Il dit qu’avec des élèves qui montrent une volonté de fer, qui sont sérieux, rigoureux et intelligents, le maître ne peut que réagir en leur donnant toutes ses connaissances, surtout qu’ils ne sont pas nombreux, alors le professeur les connaît un par un. 

Aussi le fait que l’école soit un internat fait une grande différence dans la personnalité de ces jeunes étudiants. Il n’y a pas de papa qui caresse ni de maman qui prépare les affaires. L’enfant est donc livré à lui-même, il devient indépendant et autonome et, comme l’explique Al-Bassiouni, fait de lui un homme responsable. « Cela se confirme par la suite soit au cours du cursus universitaire ou pendant les travaux de recherche plus tard, ils se conduisent avec responsabilité et se distinguent parmi les autres non seulement par leurs bonnes notes, mais aussi par leurs connaissances scientifiques et leur culture générale », dit-il très fièrement. Issus d’une couche sociale loin d’être aisée, ils veulent profiter de cette chance qui ne leur coûte que 100 L.E. par an, pour changer leur réalité par le seul moyen existant, l’éducation. 

Et chaque élève prend en exemple ses prédécesseurs, et les cas ne manquent pas. Le professeur Mohamad Abdou, directeur de l’Institut de plasma et de la technologie de l’énergie nucléaire à l’Université de Californie aux Etats-Unis, affirme que son succès est le résultat de l’éducation qu’il a reçue dans cette école secondaire et qui lui a offert un environnement scientifique convenable qui lui a permis de continuer ses études difficiles après cela à la faculté de polytechnique, qui venait d’ouvrir à l’époque un nouveau département d’énergie nucléaire. Après quoi plusieurs universités étrangères lui ont offert des bourses et il a continué ses études et son travail de chercheur. L’ancien élève Mohamad Al-Gawadi a toujours aimé les sciences et la littérature, il est aujourd’hui médecin et membre de l’Académie de langue arabe. « Mes professeurs m’ont toujours encouragé à écrire et à participer aux concours que je gagnais toujours.
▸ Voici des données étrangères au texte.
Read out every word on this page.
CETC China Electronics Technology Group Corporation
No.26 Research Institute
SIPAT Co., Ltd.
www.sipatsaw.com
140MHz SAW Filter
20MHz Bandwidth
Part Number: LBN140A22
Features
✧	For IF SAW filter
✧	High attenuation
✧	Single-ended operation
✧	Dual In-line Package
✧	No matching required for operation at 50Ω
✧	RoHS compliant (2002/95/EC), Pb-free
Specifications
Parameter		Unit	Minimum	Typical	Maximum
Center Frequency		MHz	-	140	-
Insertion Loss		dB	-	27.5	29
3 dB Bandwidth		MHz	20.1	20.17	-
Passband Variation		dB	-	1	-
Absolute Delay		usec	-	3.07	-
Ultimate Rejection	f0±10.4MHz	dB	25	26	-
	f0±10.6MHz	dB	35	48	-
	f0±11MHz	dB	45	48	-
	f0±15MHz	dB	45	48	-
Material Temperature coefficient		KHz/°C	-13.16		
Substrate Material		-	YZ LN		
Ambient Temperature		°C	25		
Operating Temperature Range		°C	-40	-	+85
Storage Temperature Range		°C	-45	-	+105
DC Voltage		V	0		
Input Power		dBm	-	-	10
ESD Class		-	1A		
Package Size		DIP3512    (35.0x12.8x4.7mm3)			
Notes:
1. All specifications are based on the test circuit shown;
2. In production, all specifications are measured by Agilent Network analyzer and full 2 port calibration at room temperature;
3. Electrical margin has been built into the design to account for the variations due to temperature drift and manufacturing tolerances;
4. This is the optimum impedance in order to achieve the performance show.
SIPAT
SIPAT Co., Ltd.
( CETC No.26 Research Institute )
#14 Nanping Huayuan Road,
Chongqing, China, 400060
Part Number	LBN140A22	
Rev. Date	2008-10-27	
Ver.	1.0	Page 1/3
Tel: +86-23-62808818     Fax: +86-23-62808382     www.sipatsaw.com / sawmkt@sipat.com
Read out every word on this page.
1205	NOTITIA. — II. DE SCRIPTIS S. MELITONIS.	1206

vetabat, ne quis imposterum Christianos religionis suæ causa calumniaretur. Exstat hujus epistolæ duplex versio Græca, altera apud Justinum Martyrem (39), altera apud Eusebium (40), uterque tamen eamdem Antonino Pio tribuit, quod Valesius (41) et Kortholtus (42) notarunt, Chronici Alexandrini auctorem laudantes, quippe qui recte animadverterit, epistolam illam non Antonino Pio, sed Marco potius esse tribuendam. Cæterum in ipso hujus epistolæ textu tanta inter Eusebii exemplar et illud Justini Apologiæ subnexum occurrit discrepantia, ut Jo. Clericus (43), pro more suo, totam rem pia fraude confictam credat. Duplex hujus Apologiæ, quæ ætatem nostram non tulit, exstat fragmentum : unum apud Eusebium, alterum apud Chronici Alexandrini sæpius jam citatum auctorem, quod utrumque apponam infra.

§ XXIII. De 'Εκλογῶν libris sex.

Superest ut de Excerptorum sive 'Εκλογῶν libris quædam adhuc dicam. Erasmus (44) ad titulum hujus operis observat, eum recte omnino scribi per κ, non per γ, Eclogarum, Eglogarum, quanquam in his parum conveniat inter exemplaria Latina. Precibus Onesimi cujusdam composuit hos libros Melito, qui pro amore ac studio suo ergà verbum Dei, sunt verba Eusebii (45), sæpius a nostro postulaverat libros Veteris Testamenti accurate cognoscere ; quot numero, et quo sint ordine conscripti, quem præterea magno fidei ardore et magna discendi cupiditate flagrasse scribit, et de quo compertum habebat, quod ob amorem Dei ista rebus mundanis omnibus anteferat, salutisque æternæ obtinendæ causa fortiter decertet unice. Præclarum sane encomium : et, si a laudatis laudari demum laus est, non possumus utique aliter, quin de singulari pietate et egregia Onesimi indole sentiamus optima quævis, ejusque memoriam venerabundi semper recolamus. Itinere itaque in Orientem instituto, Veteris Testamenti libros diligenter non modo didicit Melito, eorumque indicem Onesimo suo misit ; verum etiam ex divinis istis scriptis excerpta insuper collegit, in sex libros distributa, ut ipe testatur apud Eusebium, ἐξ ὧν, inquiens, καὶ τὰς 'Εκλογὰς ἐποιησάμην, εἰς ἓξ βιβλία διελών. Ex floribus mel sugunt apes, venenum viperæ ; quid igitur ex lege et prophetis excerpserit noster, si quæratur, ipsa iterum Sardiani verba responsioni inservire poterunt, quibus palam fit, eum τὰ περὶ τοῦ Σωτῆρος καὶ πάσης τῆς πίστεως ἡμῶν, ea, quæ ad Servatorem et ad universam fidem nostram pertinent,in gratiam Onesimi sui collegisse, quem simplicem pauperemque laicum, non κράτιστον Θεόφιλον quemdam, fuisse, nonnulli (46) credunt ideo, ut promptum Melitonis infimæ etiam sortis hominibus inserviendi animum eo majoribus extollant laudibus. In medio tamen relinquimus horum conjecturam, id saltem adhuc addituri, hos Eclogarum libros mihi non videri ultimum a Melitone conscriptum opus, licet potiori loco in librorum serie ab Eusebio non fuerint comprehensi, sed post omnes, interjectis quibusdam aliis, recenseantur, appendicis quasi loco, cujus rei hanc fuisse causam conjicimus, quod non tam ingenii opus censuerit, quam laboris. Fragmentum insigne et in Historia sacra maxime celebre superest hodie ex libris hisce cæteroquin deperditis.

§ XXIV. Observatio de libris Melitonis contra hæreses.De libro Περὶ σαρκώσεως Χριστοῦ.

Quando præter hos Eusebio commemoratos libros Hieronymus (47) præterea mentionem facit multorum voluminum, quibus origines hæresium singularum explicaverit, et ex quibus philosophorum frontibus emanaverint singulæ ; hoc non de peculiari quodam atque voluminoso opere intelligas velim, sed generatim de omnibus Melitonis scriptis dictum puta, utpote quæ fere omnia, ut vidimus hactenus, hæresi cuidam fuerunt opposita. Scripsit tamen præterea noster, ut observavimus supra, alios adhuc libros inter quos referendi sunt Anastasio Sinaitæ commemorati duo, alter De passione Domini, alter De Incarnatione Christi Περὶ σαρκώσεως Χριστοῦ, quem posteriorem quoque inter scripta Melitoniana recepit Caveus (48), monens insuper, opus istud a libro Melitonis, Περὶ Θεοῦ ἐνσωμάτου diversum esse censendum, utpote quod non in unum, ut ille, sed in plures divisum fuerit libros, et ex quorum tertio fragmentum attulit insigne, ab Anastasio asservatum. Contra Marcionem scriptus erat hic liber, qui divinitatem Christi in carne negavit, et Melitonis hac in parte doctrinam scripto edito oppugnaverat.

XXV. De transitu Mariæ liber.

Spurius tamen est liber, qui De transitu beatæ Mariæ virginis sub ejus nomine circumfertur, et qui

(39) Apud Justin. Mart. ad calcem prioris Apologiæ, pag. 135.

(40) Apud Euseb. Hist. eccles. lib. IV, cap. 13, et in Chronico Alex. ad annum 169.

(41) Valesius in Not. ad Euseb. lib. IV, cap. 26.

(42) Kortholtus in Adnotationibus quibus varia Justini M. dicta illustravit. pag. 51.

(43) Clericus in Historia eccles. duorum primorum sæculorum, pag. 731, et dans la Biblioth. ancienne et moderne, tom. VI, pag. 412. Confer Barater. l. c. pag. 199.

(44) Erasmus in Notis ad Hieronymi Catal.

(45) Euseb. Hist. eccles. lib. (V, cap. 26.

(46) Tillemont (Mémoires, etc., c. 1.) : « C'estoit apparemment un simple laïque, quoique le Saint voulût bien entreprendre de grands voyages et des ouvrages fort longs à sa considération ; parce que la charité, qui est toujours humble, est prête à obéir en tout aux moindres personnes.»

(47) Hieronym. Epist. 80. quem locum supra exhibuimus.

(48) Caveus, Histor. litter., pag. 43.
Le talent ne suffit pas, il faut de l’encouragement, sans quoi je n’aurais pas réussi dans ces deux branches et je ne serais pas devenu ce que je suis », dit Al-Gawadi, toujours fidèle à son école. Il lui rend visite de temps à autre, se promène dans ses couloirs et envoie tous ses livres pour les exposer à la bibliothèque. C’est la seule école, selon Al-Bassiouni, dont 95 % des élèves poursuivent des hautes études pour atteindre le magistère et le doctorat. Ministres, doyens, ingénieurs nucléaires et autres génies se sont distingués et ont marqué pour avoir été dans cette école, celle des rêves.

Mais tous les anciens élèves ne sont pas fidèles comme Al-Gawadi, c’est rare que ces derniers se souviennent de leur école. « Si ces gens devenus célèbres aujourd’hui se rendaient compte comment une visite serait stimulante pour les élèves, ils ne manqueraient pas de le faire tous les jours », dit Al-Bassiouni.

Une école qui relève tous les défis en continuant à garder le niveau et ce, avec des fonds minimums qui font que l’on ne peut même pas repeindre les murs pour offrir un cadre agréable à ces génies en herbe. Pourtant, ils continuent envers et contre tous. Une lueur d’espoir lorsque l’on connaît la crise que traverse le système d’éducation égyptien.